He does.
We’ve been discussing this. So I have a piece of software that was designed for researchers to use in capturing something audible and reproducing it in binaural fully calibrated to the individual listener. It has full head tracking and allows you to believably recreate what you would have heard in the room. This module was specially designed to allow A/B comparisons. As you can imagine, actual AB comparisons would be near impossible, so this would be the next best thing.
I would maybe like to head up to Genes and do exactly this. Capture a pair of his speakers in his room with and without these. Then apply the(distortion) of each to tracks for rapid AB comparisons. I think that would be the best and most valid way to objectively test sound quality.
I do have an acoustic accelerometer somewhere around here and numerous very good microphones. We could do a full sweet of measurements. I think the problem however is that these measurements may not tell us much. Let’s say we don’t measure anything. It is completely possible that the benefit these have is related to improvements in transient performance. This may happen in a way that is swamped by reflections in a room. Our brain might tease this out, but the mic wont. This is why we don’t typically measure the transient performance of a speaker in a room. It’s not accurate. The room tends to dominate it.
what if we measure and we get a frequency response difference in the steady state amplitude measurement? Which one is right? The flatter looking one? I wouldn’t trust such a measurement either way. Again,too much room for error. I can’t think of a good reason that a decoupler would change the amplitude response much. I can think of lots of reasons a change in position or height would.
what about vibrations? What if I show less vibrations being transferred to the floor? As they do. Is that good? Here is the thing, the vibrational energy created by the speaker is fixed. Coupling or decoupling doesn’t change that. If we reduce the transfer to the ground, where did it go? If all you do is decouple, then the energy stays in the speaker until it eventually dissipated as heat. Isn’t the floor a far better place for that to happen. Think of the mass of the floor, the energy in the speaker will do very little to it as compared to the cabinet. So if that’s the goal, I question why. If those feet are actually damping the vibrations out by converting them to thermal energy, then I think they are made wrong for that. A series of steel plates and elastomers would make more sense. Someone already made that. No idea if it works or is desirable but it’s a better way to dissipate energy.
even the idea that you don’t want the vibrations to transfer to the floor bugs me. Why not? You know that research has shown that we perceive the bass of headphones as being 10dB less than for speakers with the same response because we can’t feel the pressure. The tactile piece is huge. So why not let it transfer to the floor.

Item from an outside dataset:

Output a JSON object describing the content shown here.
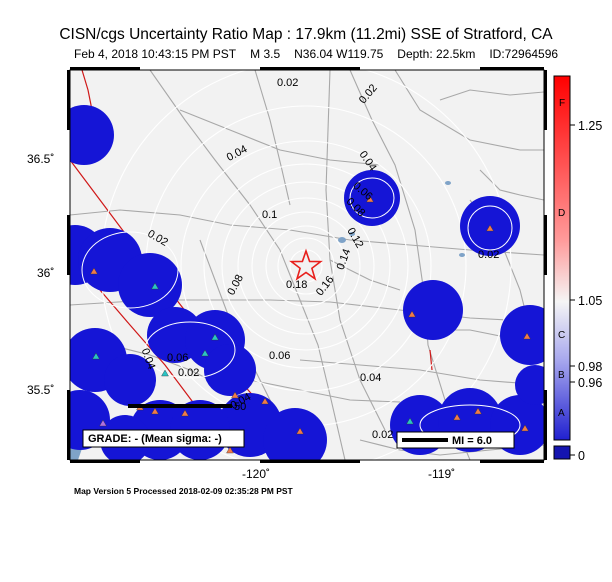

min any case, I feel like this is a tough thing to talk facts about. I don’t think we have much science to explain what is better and why. I am not aware of any great research on this. My hunch is that this is dealing with the .0001% of sound perfection if at all. There are so many bigger fish to fry.
On the other hand. Nothing wrong with a little audio jewelry. I know some folks who have very nice and expensive speakers. They need their speakers to sit higher by a few inches. This is a nice option. I am sure it at least does no harm.
So take the case I made of a trampoline like suspended wood floor that sends vibrations through the house. If you can minimize those vibrations from occurring, propagating additional distortions in the form of door/knick-nack/other structural noise... is
that not a good thing?
What strikes me most from my experience against that of people on a slab floor is that the slab floor has significantly more mass to accept and dampen the vibration. Plus, it is widely accepted that concrete eats up those bass frequencies, anyway.
I don't propose in my own experience anything beyond the minimizing of some of that conducted energy transference, and in so minimizing that, as I stated above, you could perceive the "tightening" of your bass. I think that is a lazy and horrible way to look at it: there are definitely more precise ways to describe what's happening than resorting to Audioph-oolic lingo.
If asked, I would definitely liken the IsoAcoustic marketing to similar claims from Cable companies. Moreover, you are paying for the part of the product that just looks good, which is fine if it becomes qualified as Audiophile Jewelry With Purpose.
But then, the argument is clearly made through the disagreement generated by Theo’s review that this didn’t live up to the standard we expect from AH.
If isolation and coupling/decoupling are going to become a recommended product or methodology, then it needs to be looked at from outside one manufacturers marketing pitch.
Questions from floor material and home construction to what is happening in a box of sand or with a maple butchers board, how and when to use spikes vs rubber feet or foam pads… and what actually changes, if anything, in the performance of the Speaker all need to be looked at.
Right now though, this reads like magic cable threads extolling the virtues of battery packs or quantum tunneling.